Модернистское поветрие не миновало и театра. На двух главных столичных сценах, мариинской и александринской, экспериментировал кумир левого искусства Всеволод Мейерхольд. Бежавший за полным непризнанием из Москвы сумел приглянуться чем-то Вере Фёдоровне Комиссаржевской, взявшей его в свой театр. Поставил необычно блоковский «Балаганчик» на музыку Кузмина, с декорациями Сапунова: хрупкий мир символов, актёры взаимодействуют с куклами, в конце спектакля Пьеро-Мейерхольд умирает на просцениуме, истекая клюквенным соком. Ей понравилось: что-то трогательно-поэтичное, напоминавшее фокинские балетные картинки, которые ей довелось танцевать. Но когда спустя какое-то время она увидела поставленную им «Жизнь человека» Леонида Андреева, которого почитала выше Чехова – выхолощенную донельзя, играемую в грязно-сером каком-то пространстве, без декораций, рампы, софитов, на сцене, сплошь занавешенной грубыми холстами, возмущению её не было границ. Двумя руками готова была подписаться под оценкой любимейшего артиста Владимира Николаевича Давыдова, назвавшего в газетном интервью Мейерхольда «бешеным кенгуру, сбежавшим из зоологического сада, которое уничтожает со страстью садиста все традиции».
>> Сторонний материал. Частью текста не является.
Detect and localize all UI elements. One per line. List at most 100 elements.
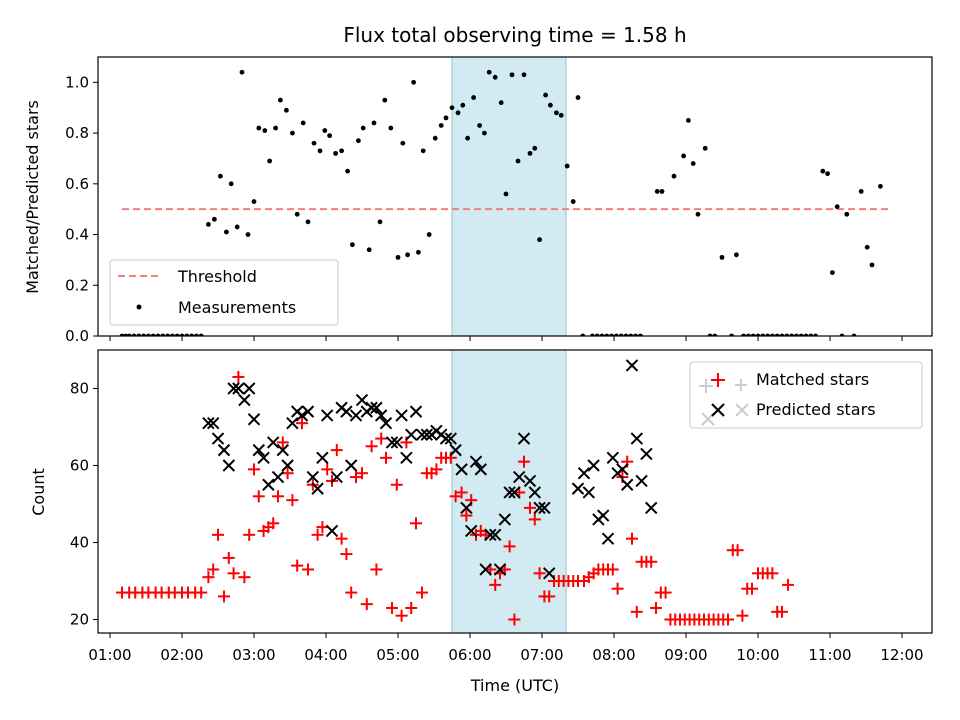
measurement-point: [388, 125, 394, 131]
predicted-point: [528, 486, 542, 499]
matched-point: [252, 490, 265, 503]
predicted-point: [512, 470, 526, 484]
measurement-point: [432, 135, 438, 141]
predicted-point: [276, 443, 290, 457]
measurement-point: [825, 171, 830, 177]
measurement-point: [558, 112, 564, 118]
predicted-point: [320, 409, 334, 422]
matched-point: [316, 521, 329, 534]
top-ytick-label: 1.0: [65, 73, 89, 91]
legend-predicted-swatch: [701, 403, 749, 426]
measurement-point: [515, 158, 521, 164]
measurement-point: [690, 161, 696, 166]
top-ytick-label: 0.4: [65, 226, 89, 244]
measurement-point: [543, 92, 548, 98]
predicted-point: [420, 428, 434, 441]
predicted-point: [227, 382, 240, 395]
matched-point: [430, 463, 443, 476]
measurement-point: [360, 125, 366, 131]
predicted-point: [400, 451, 413, 465]
measurement-point: [449, 105, 455, 111]
legend-matched-swatch: [699, 373, 747, 393]
predicted-point: [640, 447, 653, 461]
predicted-point: [449, 443, 462, 457]
measurement-point: [284, 107, 289, 113]
matched-point: [202, 571, 215, 584]
bottom-plot-layer: [116, 359, 794, 626]
predicted-point: [211, 432, 225, 445]
measurement-point: [820, 168, 826, 174]
predicted-point: [266, 436, 280, 449]
top-legend-box: [109, 259, 339, 326]
predicted-point: [365, 401, 378, 414]
matched-point: [626, 532, 638, 545]
predicted-point: [409, 405, 423, 418]
measurement-point: [844, 211, 850, 217]
predicted-point: [232, 382, 245, 395]
predicted-point: [262, 478, 275, 491]
predicted-point: [498, 513, 512, 526]
legend-predicted-label: Predicted stars: [756, 400, 876, 419]
measurement-point: [702, 145, 708, 151]
measurement-point: [377, 219, 383, 225]
matched-point: [375, 432, 388, 445]
measurement-point: [654, 189, 660, 194]
matched-point: [736, 609, 749, 622]
predicted-point: [469, 455, 483, 468]
measurement-point: [564, 163, 570, 169]
measurement-point: [395, 254, 401, 260]
matched-point: [232, 370, 245, 383]
measurement-point: [382, 97, 388, 103]
top-ytick-label: 0.0: [65, 327, 89, 345]
measurement-point: [256, 125, 262, 131]
matched-point: [766, 567, 779, 580]
predicted-point: [340, 405, 353, 418]
measurement-point: [503, 191, 509, 197]
measurement-point: [212, 216, 217, 222]
measurement-point: [471, 95, 476, 100]
bottom-xtick-label: 06:00: [448, 646, 491, 664]
predicted-point: [330, 470, 344, 484]
legend-threshold-label: Threshold: [177, 267, 257, 286]
measurement-point: [548, 102, 553, 108]
predicted-point: [206, 416, 220, 430]
predicted-point: [620, 478, 634, 491]
predicted-point: [281, 459, 294, 472]
predicted-point: [217, 443, 231, 457]
matched-point: [296, 417, 308, 430]
predicted-point: [606, 451, 620, 465]
matched-point: [645, 555, 658, 568]
matched-point: [276, 436, 289, 449]
bottom-xtick-label: 09:00: [664, 646, 707, 664]
measurement-point: [267, 158, 272, 164]
predicted-point: [316, 451, 329, 465]
figure-title: Flux total observing time = 1.58 h: [343, 23, 686, 47]
predicted-point: [404, 428, 418, 441]
predicted-point: [390, 436, 404, 449]
matched-point: [416, 586, 428, 599]
top-ytick-label: 0.2: [65, 276, 89, 294]
predicted-point: [379, 416, 393, 430]
predicted-point: [301, 405, 315, 418]
predicted-point: [257, 451, 270, 465]
matched-point: [340, 548, 353, 561]
bottom-xtick-label: 04:00: [304, 646, 347, 664]
predicted-point: [630, 432, 644, 445]
bottom-xtick-label: 02:00: [160, 646, 203, 664]
predicted-point: [349, 409, 363, 422]
measurement-point: [734, 252, 739, 258]
top-xticks: [109, 336, 903, 341]
predicted-point: [601, 532, 615, 545]
matched-point: [370, 563, 383, 576]
measurement-point: [300, 120, 306, 126]
predicted-point: [488, 528, 502, 542]
matched-point: [395, 609, 408, 622]
measurement-point: [400, 140, 406, 146]
measurement-point: [322, 128, 328, 133]
measurement-point: [411, 79, 416, 85]
predicted-point: [325, 524, 339, 538]
measurement-point: [339, 148, 344, 154]
predicted-point: [587, 459, 600, 472]
measurement-point: [554, 110, 559, 116]
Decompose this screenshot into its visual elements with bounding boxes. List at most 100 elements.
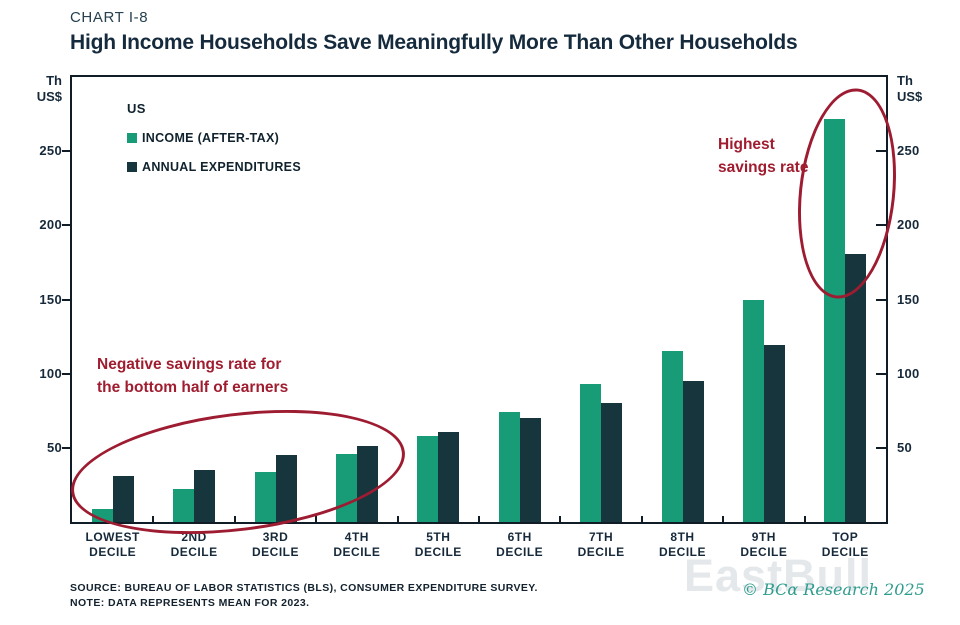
bar-expenditures-1	[112, 476, 134, 522]
x-axis-label: LOWEST DECILE	[68, 530, 158, 560]
bar-income-7	[580, 384, 602, 522]
x-axis-label-line: 2ND	[181, 530, 207, 544]
plot-area	[62, 75, 888, 524]
bar-income-1	[91, 508, 113, 522]
x-axis-label-line: DECILE	[658, 545, 706, 559]
bar-expenditures-3	[275, 455, 297, 522]
bar-expenditures-10	[845, 253, 867, 522]
x-tick	[315, 516, 318, 522]
bar-income-5	[417, 435, 439, 522]
y-axis-label-left: 200	[39, 217, 62, 233]
y-tick-right	[876, 298, 886, 301]
bar-expenditures-8	[682, 381, 704, 522]
bar-income-3	[254, 471, 276, 522]
x-axis-label-line: 9TH	[751, 530, 776, 544]
bar-income-4	[335, 453, 357, 522]
x-axis-label-line: DECILE	[496, 545, 544, 559]
y-tick-left	[62, 446, 72, 449]
y-axis-label-right: 150	[897, 291, 920, 307]
note-text: NOTE: DATA REPRESENTS MEAN FOR 2023.	[70, 597, 310, 609]
right-axis-unit: Th US$	[897, 73, 922, 105]
legend-item-income: INCOME (AFTER-TAX)	[127, 131, 301, 145]
annotation-highest-savings: Highest savings rate	[718, 136, 809, 176]
legend-item-label: INCOME (AFTER-TAX)	[142, 131, 280, 145]
y-tick-left	[62, 224, 72, 227]
chart-kicker: CHART I-8	[70, 9, 149, 26]
x-tick	[803, 516, 806, 522]
page-title: High Income Households Save Meaningfully…	[70, 31, 798, 54]
chart-legend: US INCOME (AFTER-TAX) ANNUAL EXPENDITURE…	[127, 101, 301, 174]
y-tick-right	[876, 150, 886, 153]
legend-item-label: ANNUAL EXPENDITURES	[142, 160, 301, 174]
bar-expenditures-7	[601, 403, 623, 522]
y-tick-right	[876, 446, 886, 449]
x-axis-label-line: 5TH	[426, 530, 451, 544]
left-axis-unit: Th US$	[8, 73, 62, 105]
y-tick-left	[62, 298, 72, 301]
expenditures-swatch-icon	[127, 162, 137, 172]
x-axis-label-line: 3RD	[262, 530, 289, 544]
x-tick	[233, 516, 236, 522]
x-axis-label-line: DECILE	[414, 545, 462, 559]
x-axis-label-line: DECILE	[333, 545, 381, 559]
x-axis-label-line: DECILE	[251, 545, 299, 559]
x-axis-label-line: LOWEST	[85, 530, 140, 544]
y-axis-label-left: 50	[46, 439, 62, 455]
right-axis-unit-line1: Th	[897, 73, 913, 88]
x-tick	[396, 516, 399, 522]
y-axis-label-right: 200	[897, 217, 920, 233]
bar-expenditures-5	[438, 431, 460, 522]
bar-expenditures-9	[763, 345, 785, 522]
y-axis-label-right: 100	[897, 365, 920, 381]
x-tick	[478, 516, 480, 522]
x-axis-label: 7TH DECILE	[556, 530, 646, 560]
x-axis-label-line: 8TH	[670, 530, 695, 544]
x-axis-label: 3RD DECILE	[231, 530, 321, 560]
bar-income-9	[742, 299, 764, 522]
source-text: SOURCE: BUREAU OF LABOR STATISTICS (BLS)…	[70, 582, 538, 594]
x-tick	[559, 516, 562, 522]
x-axis-label-line: DECILE	[577, 545, 625, 559]
legend-region-label: US	[127, 101, 146, 116]
x-axis-label-line: 4TH	[344, 530, 369, 544]
y-tick-right	[876, 224, 886, 227]
x-tick	[152, 516, 155, 522]
watermark-text: EastBull	[684, 550, 873, 601]
x-axis-label-line: 7TH	[589, 530, 614, 544]
x-axis-label: 8TH DECILE	[638, 530, 728, 560]
right-axis-unit-line2: US$	[897, 89, 923, 104]
x-tick	[722, 516, 725, 522]
x-axis-label: 4TH DECILE	[312, 530, 402, 560]
bar-expenditures-4	[356, 446, 378, 522]
x-axis-label: 9TH DECILE	[719, 530, 809, 560]
bar-income-6	[498, 412, 520, 522]
y-tick-left	[62, 372, 72, 375]
x-axis-label: 2ND DECILE	[149, 530, 239, 560]
x-axis-label-line: DECILE	[821, 545, 869, 559]
x-axis-label: 6TH DECILE	[475, 530, 565, 560]
y-axis-label-right: 50	[897, 439, 913, 455]
bar-expenditures-2	[194, 470, 216, 522]
y-axis-label-right: 250	[897, 143, 920, 159]
x-axis-label-line: TOP	[832, 530, 859, 544]
x-axis-label: TOP DECILE	[800, 530, 890, 560]
y-axis-label-left: 100	[39, 365, 62, 381]
x-axis-label-line: DECILE	[89, 545, 137, 559]
bar-income-10	[824, 118, 846, 522]
bar-income-2	[173, 489, 195, 522]
x-axis-label: 5TH DECILE	[393, 530, 483, 560]
copyright-text: © BCα Research 2025	[742, 580, 925, 599]
left-axis-unit-line2: US$	[36, 89, 62, 104]
x-axis-label-line: DECILE	[170, 545, 218, 559]
y-axis-label-left: 250	[39, 143, 62, 159]
left-axis-unit-line1: Th	[46, 73, 62, 88]
x-axis-label-line: DECILE	[740, 545, 788, 559]
annotation-negative-savings: Negative savings rate for the bottom hal…	[97, 356, 289, 396]
x-tick	[640, 516, 643, 522]
legend-item-expenditures: ANNUAL EXPENDITURES	[127, 160, 301, 174]
bar-income-8	[661, 351, 683, 522]
y-tick-left	[62, 150, 72, 153]
bar-expenditures-6	[519, 418, 541, 522]
income-swatch-icon	[127, 133, 137, 143]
Изгнанный в конце-концов со скандалом Комиссаржевской театральный якобинец нашёл неожиданно нового покровителя, – кого бы вы думали? – их кавалерийское сиятельство Теляковского, передавшего под его начало сразу две казённые сцены: драматическую в Александринском театре и оперную в Мариинском. Хорошо хоть не балетную…
Давний её недруг так объяснил причину своего выбора:
«Когда художник Головин пришёл ко мне в кабинет и сообщил, что Мейерхольд в театре Комиссаржевской рассчитан, ибо там всех чуть не перестрелял, до того увлёкся новаторством – то я, не посоветовавшись даже со специалистами, с которыми всегда в художественных вопросах советовался, попросил Головина вызвать ко мне Мейерхольда, а когда он спросил, зачем, я ответил, что должно быть человек интересный, если все ругают. На следующий день Мейерхольд, очень удивлённый моему вызову, пришёл и был, вероятно, ещё более удивлён, когда выходил из моего кабинета как уже принятый на службу в казённый, правительственный театр. Я нахожу, что Мейерхольд при его способности будить людей будет очень полезен на казённой сцене. Относительно его крайностей уверен, что он у нас с ними расстанется. Боюсь даже, чтобы новая обстановка не сделала из него рутинёра».
Болезненно самолюбивый реформатор на удивление скоро пришёлся ко двору – в прямом смысле слова: понравился невероятно государю. В особенности после помпезной даже по меркам императорской сцены постановки оперы «Борис Годунов» в Мариинском театре, приуроченной ко дню тезоименитства монарха. По сообщению газет, «после пятой картины публика потребовала исполнения народного гимна. Занавес был поднят, и зал вместе с хором во главе с солистом его величества Шаляпиным (исполнявшим роль Бориса Годунова), стоя на коленях и обратившись к царской ложе, исполнили «Боже, царя храни». Многократно исполненный гимн был встречен участниками и публикой громким и долго не смолкавшим «ура!». Его Величество, приблизившись к барьеру царской ложи, милостиво кланялся публике, восторженно приветствовавшей императора криками «ура».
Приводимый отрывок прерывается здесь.